Netflixで新たに配信開始となった『フジコ・ヘミングの時間』をみました。

猫や犬、素敵な服やインテリアに囲まれたフジコの生活に憧れ、フジコ・ヘミングという不屈のピアニストの生き方を学ぶことができるドキュメンタリー作品です。考えさせられることも多かったので以下にレビューを残していきたいと思います。


【概要】
60代になってから世界に見いだされたピアニスト、フジコ・ヘミングのドキュメンタリー。
(中略)
1999年にNHKで放送されたドキュメント番組によって日本でも広く知られるようになったフジコの、初のドキュメンタリー映画となる今作では、ワールドツアーで世界を巡って演奏する姿や、自宅で愛する猫に囲まれて過ごす時間など、公私にわたるフジコの素顔に密着。父との別離、厳しい母のレッスン、ハーフへの差別、貧しい留学生活や聴力喪失など、数々の苦難に見舞われても、夢をあきらめずに進んだフジコの人間性と音楽に迫る。
(映画.comより引用:https://eiga.com/movie/87411/)


人と変わっている自分を、最後まで愛し続けられるか


ベジタリアンで愛猫家で愛犬家。ジブリ映画にでも出てきそうな見た目で、椅子に腰掛けながらタバコを嗜む……。
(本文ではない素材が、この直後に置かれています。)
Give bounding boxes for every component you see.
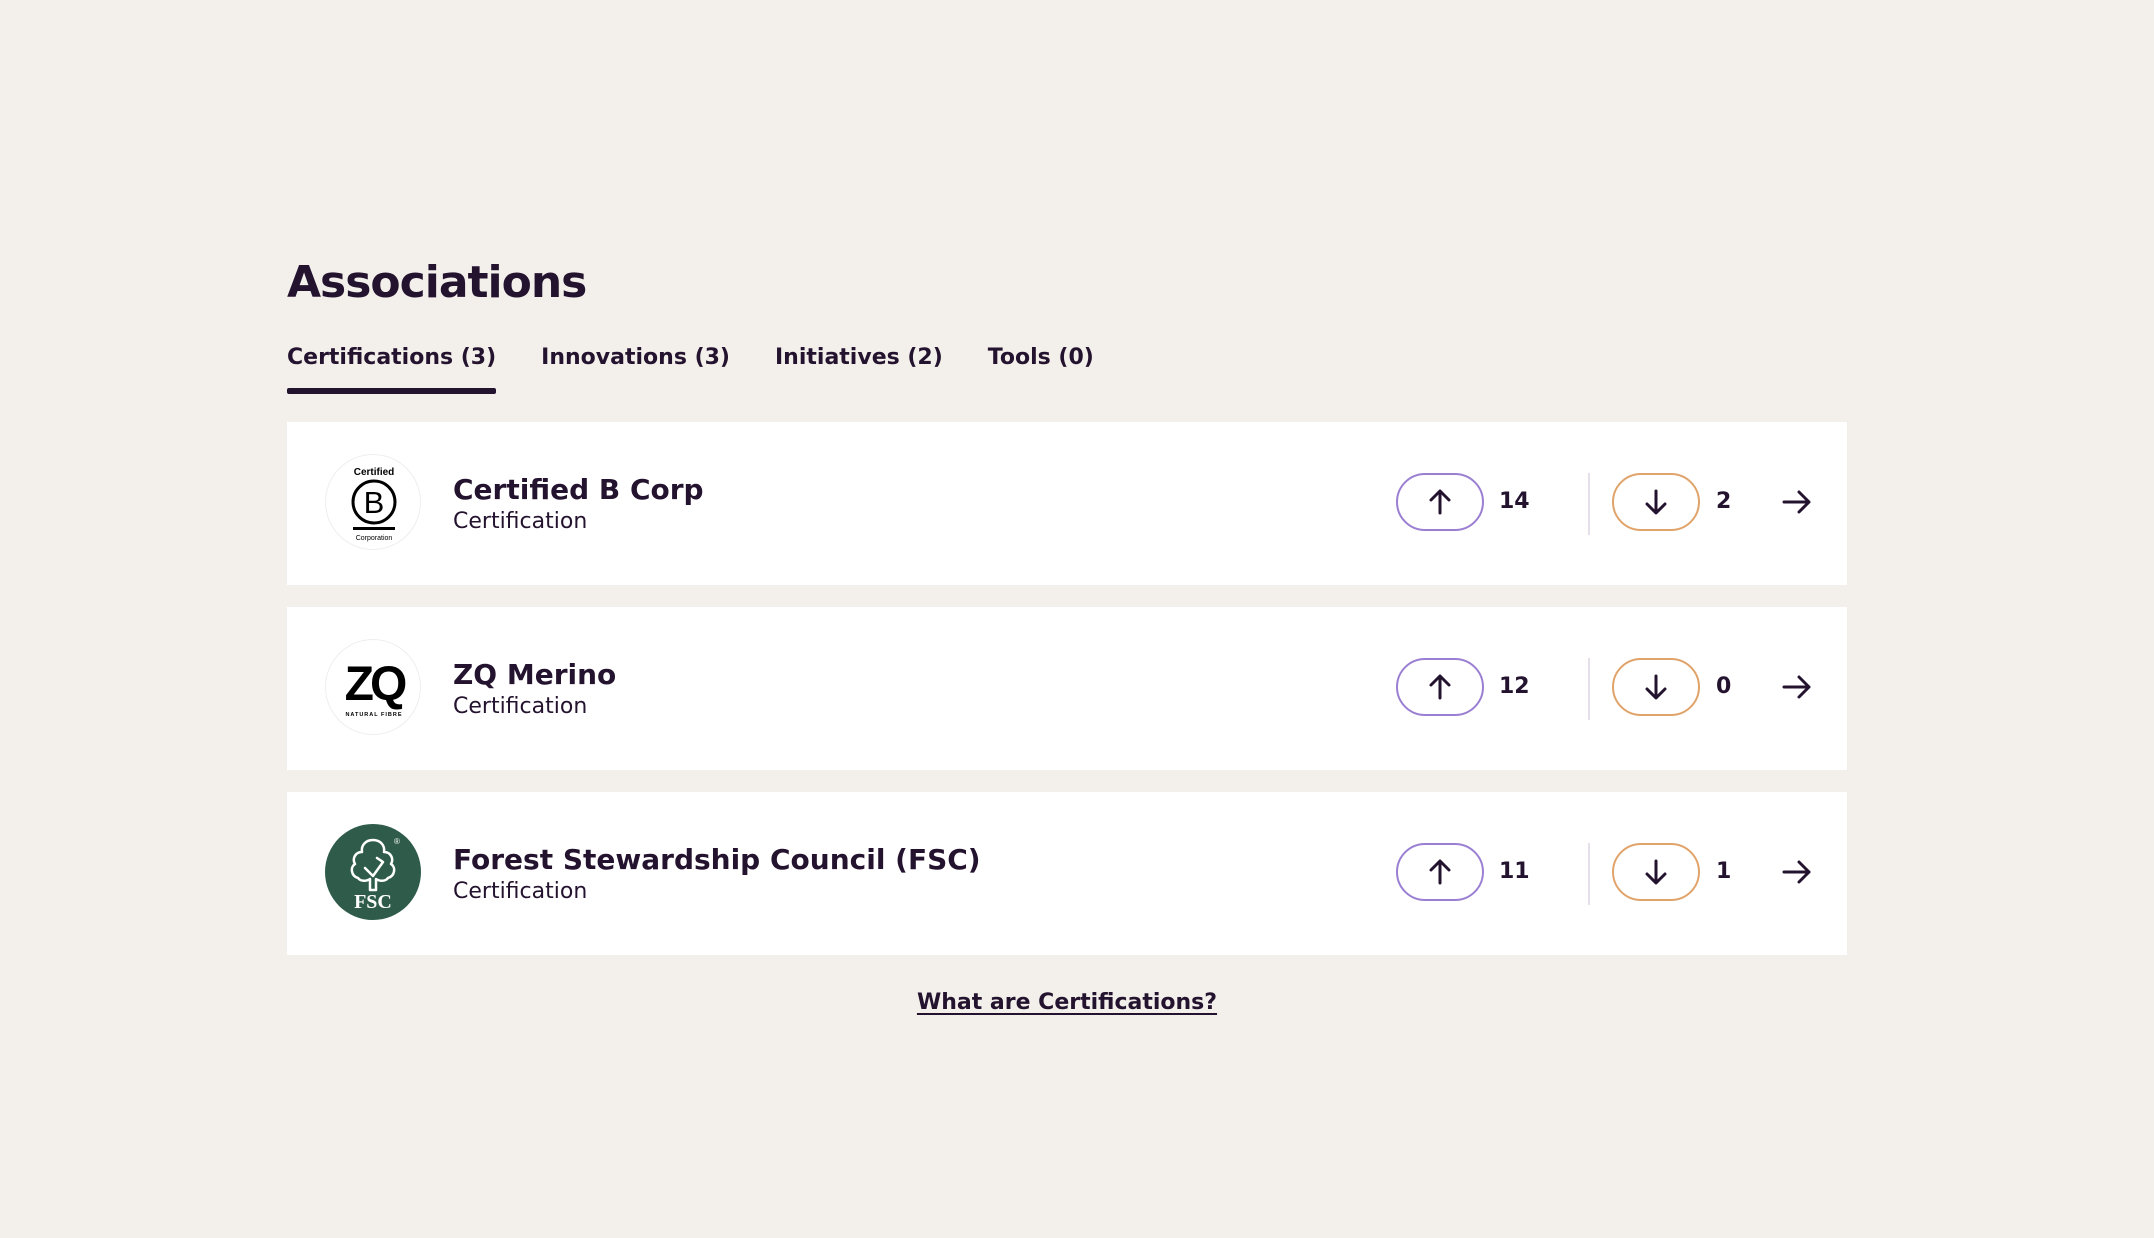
arrow-up-icon [1429, 489, 1451, 515]
registered-mark: ® [394, 837, 400, 846]
tab-tools[interactable]: Tools (0) [988, 338, 1094, 394]
certification-type: Certification [453, 509, 588, 534]
upvote-count: 14 [1499, 489, 1530, 514]
arrow-down-icon [1645, 674, 1667, 700]
arrow-down-icon [1645, 859, 1667, 885]
certification-list: Certified B Corporation Certified B Corp… [287, 422, 1847, 955]
what-are-certifications-link[interactable]: What are Certifications? [917, 990, 1217, 1015]
fsc-letters: FSC [354, 891, 392, 913]
footer-link-container: What are Certifications? [287, 990, 1847, 1015]
downvote-count: 1 [1716, 859, 1732, 884]
arrow-down-icon [1645, 489, 1667, 515]
certification-name: Forest Stewardship Council (FSC) [453, 843, 981, 876]
upvote-button[interactable] [1396, 473, 1484, 531]
arrow-right-icon[interactable] [1780, 670, 1814, 704]
certification-card-fsc[interactable]: FSC ® Forest Stewardship Council (FSC) C… [287, 792, 1847, 955]
upvote-count: 11 [1499, 859, 1530, 884]
certification-info: Forest Stewardship Council (FSC) Certifi… [453, 842, 981, 906]
b-corp-bottom-text: Corporation [356, 535, 393, 542]
certification-type: Certification [453, 879, 588, 904]
downvote-button[interactable] [1612, 658, 1700, 716]
downvote-button[interactable] [1612, 843, 1700, 901]
associations-section: Associations Certifications (3) Innovati… [287, 250, 1847, 1015]
downvote-count: 2 [1716, 489, 1732, 514]
fsc-tree-logo: FSC ® [325, 824, 421, 920]
certification-name: ZQ Merino [453, 658, 617, 691]
section-heading: Associations [287, 257, 587, 308]
downvote-count: 0 [1716, 674, 1732, 699]
tab-initiatives[interactable]: Initiatives (2) [775, 338, 943, 394]
certification-name: Certified B Corp [453, 473, 704, 506]
certification-type: Certification [453, 694, 588, 719]
arrow-up-icon [1429, 859, 1451, 885]
downvote-button[interactable] [1612, 473, 1700, 531]
upvote-button[interactable] [1396, 658, 1484, 716]
zq-logo: ZQ NATURAL FIBRE [325, 639, 421, 735]
vote-divider [1588, 473, 1590, 535]
b-corp-letter: B [364, 485, 385, 520]
tab-innovations[interactable]: Innovations (3) [541, 338, 730, 394]
b-corp-logo: Certified B Corporation [325, 454, 421, 550]
arrow-up-icon [1429, 674, 1451, 700]
zq-letters: ZQ [345, 658, 406, 711]
vote-divider [1588, 658, 1590, 720]
tab-certifications[interactable]: Certifications (3) [287, 338, 497, 394]
arrow-right-icon[interactable] [1780, 485, 1814, 519]
upvote-count: 12 [1499, 674, 1530, 699]
certification-card-zq-merino[interactable]: ZQ NATURAL FIBRE ZQ Merino Certification… [287, 607, 1847, 770]
certification-card-b-corp[interactable]: Certified B Corporation Certified B Corp… [287, 422, 1847, 585]
zq-bottom-text: NATURAL FIBRE [345, 712, 402, 718]
certification-info: Certified B Corp Certification [453, 472, 704, 536]
tab-bar: Certifications (3) Innovations (3) Initi… [287, 338, 1847, 402]
arrow-right-icon[interactable] [1780, 855, 1814, 889]
b-corp-top-text: Certified [354, 467, 395, 478]
certification-info: ZQ Merino Certification [453, 657, 616, 721]
vote-divider [1588, 843, 1590, 905]
upvote-button[interactable] [1396, 843, 1484, 901]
生き方の一つ一つが個性的で、それぞれに自分なりの哲学を持って行動しているフジコ・ヘミング。

しかし、個性はときに差別の対象にもなったという。

やっぱり私は人と変わってるので、その分苦労しましたね

理解されなかったですね。それがすごく悲しかった。

ベルリンへの音楽留学時代を回想し、フジコは語る。

幼少期には、ハーフであることで虐められることも多かったそう。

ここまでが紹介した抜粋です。